Thursday, June 7, 2012

So Not Ok

H A V E    M E R C Y !

See-through house. (Sorry, P...you were just in the shot)
It has been 8 months since we've been home. Yes, 8. It's been 8 months since I got the phone call that would send me speeding home, all adrenaline and nerves. It's been 8 months since we stood huddled together in our driveway, firetruck lights illuminating our yard in eerie red and blue. It's been 8 months since our friends, neighbors, and family members gathered around us and held us tight and prayed for us and offered words of comfort.

They told us that we were ok. Heck, we told ourselves we were ok. As I settled down into a  hotel bed at 8:00 am the next morning, a separate bed from my husband, my children split up into various rooms far down the hall and my dogs, still sick from smoke inhalation and heat exhaustion, with extended family, I understood something deep in my soul. I was not, ok. True, I had not admitted it to myself yet. But I knew it. I kept up a mantra to my children- "we are ok, we are all ok, we are going to get through this." But, deep in my soul, I knew. We were not ok. 

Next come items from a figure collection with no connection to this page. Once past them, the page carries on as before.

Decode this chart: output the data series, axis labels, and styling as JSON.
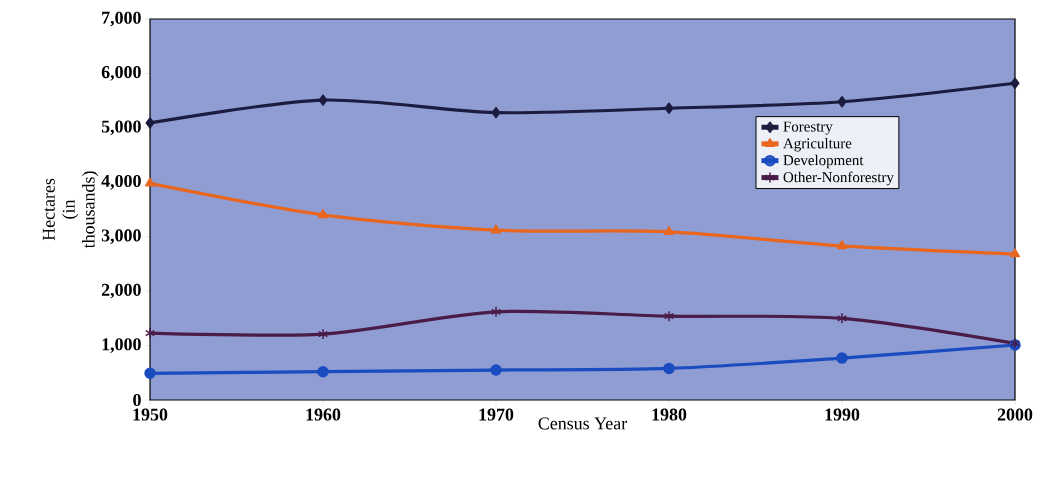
{
  "chart_data": {
    "type": "line",
    "xlabel": "Census Year",
    "ylabel": "Hectares (in thousands)",
    "x": [
      1950,
      1960,
      1970,
      1980,
      1990,
      2000
    ],
    "series": [
      {
        "name": "Forestry",
        "color": "#1c1c40",
        "marker": "diamond",
        "values": [
          5090,
          5510,
          5280,
          5360,
          5480,
          5820
        ]
      },
      {
        "name": "Agriculture",
        "color": "#e8661e",
        "marker": "triangle",
        "values": [
          3980,
          3400,
          3120,
          3090,
          2830,
          2680
        ]
      },
      {
        "name": "Development",
        "color": "#1a4cc0",
        "marker": "circle",
        "values": [
          490,
          520,
          550,
          580,
          770,
          1010
        ]
      },
      {
        "name": "Other-Nonforestry",
        "color": "#4a1c48",
        "marker": "cross",
        "values": [
          1230,
          1210,
          1620,
          1540,
          1500,
          1040
        ]
      }
    ],
    "xlim": [
      1950,
      2000
    ],
    "xticks": [
      1950,
      1960,
      1970,
      1980,
      1990,
      2000
    ],
    "ylim": [
      0,
      7000
    ],
    "yticks": [
      0,
      {
        "value": 1000,
        "label": "1,000"
      },
      {
        "value": 2000,
        "label": "2,000"
      },
      {
        "value": 3000,
        "label": "3,000"
      },
      {
        "value": 4000,
        "label": "4,000"
      },
      {
        "value": 5000,
        "label": "5,000"
      },
      {
        "value": 6000,
        "label": "6,000"
      },
      {
        "value": 7000,
        "label": "7,000"
      }
    ],
    "legend": "right",
    "grid": false
  }
}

I promised to keep it real here, and this is the real. I'm not ok. I am traumatized. The terror in my daughter's voice when she called to say "come home now Mom! The house is burning!" will be forever etched into my memory. Forever. The fear I felt trying to drive home to my family, not knowing what I would find when I arrived, is forever embedded in my soul. The complete emptiness and helplessness I felt laying down in a hotel with nothing but what I had with me when I had left home to go to work that evening...it has taken a toll on me. I am exhausted still. I have realized that I have little memory of things going on in my life in early September. I cannot remember what classes I was attending at college. I can hardly remember some of the details of my own home. 

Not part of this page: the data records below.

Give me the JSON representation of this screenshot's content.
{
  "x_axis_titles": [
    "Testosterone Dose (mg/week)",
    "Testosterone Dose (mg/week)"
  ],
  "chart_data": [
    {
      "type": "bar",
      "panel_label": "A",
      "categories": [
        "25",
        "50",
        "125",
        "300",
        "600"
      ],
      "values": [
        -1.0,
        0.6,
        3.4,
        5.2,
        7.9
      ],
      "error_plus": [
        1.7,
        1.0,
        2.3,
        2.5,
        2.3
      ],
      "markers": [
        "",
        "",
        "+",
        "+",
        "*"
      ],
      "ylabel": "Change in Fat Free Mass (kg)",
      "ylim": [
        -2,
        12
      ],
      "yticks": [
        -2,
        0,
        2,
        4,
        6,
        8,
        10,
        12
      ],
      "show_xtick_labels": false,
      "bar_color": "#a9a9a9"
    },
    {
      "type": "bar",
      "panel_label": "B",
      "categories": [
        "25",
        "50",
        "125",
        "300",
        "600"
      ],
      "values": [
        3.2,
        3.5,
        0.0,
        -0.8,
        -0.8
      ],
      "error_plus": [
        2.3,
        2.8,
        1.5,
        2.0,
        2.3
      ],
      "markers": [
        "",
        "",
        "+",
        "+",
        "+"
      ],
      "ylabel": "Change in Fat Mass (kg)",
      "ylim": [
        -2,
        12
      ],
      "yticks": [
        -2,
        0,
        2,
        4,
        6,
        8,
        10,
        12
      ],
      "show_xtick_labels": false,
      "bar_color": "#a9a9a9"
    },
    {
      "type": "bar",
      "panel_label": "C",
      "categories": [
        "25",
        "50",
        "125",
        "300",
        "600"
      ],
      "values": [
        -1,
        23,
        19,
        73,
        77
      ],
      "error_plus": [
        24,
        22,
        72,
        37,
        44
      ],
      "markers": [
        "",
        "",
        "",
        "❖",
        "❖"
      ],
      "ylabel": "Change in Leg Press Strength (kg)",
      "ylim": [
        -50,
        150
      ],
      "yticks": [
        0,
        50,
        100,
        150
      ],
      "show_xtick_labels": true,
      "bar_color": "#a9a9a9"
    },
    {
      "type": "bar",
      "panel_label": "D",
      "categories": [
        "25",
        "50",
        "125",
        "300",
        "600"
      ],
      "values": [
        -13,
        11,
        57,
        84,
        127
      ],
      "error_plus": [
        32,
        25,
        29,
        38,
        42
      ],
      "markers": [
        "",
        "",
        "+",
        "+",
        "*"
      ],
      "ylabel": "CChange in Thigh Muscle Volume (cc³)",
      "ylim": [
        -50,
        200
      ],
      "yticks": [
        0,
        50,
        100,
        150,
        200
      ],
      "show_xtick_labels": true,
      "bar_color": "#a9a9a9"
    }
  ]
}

I am not ok. I am alive. I am grateful. I am putting one foot in front of the other. I smile. I laugh. We all do. But we are not ok. 

I have hope. I hope, sincerely, that when we move home...when we can no longer see through the walls of our home...that we will feel ok. But, I don't know. Perhaps we are forever changed. We'll see. 

I do know that today,  I personally, Limitless Lisa, have just about reached my limit. I want to go home. 

But, this...is not a home.

Not a welcoming entry. 
And this...is not a window.

Not a good view. 
And this...is not a bay window.

Also not a good view.
And this...is not my bedroom.

Not how I pictured my bedroom. 
Not yet. I know it will be soon. Hopefully before the end of July, because that is when the insurance company will stop paying our rent for our temporary home.

Excuse me now while I try to find my 'ok'. I know I've got it here somewhere. Maybe the fire restoration company took it and tried to clean it.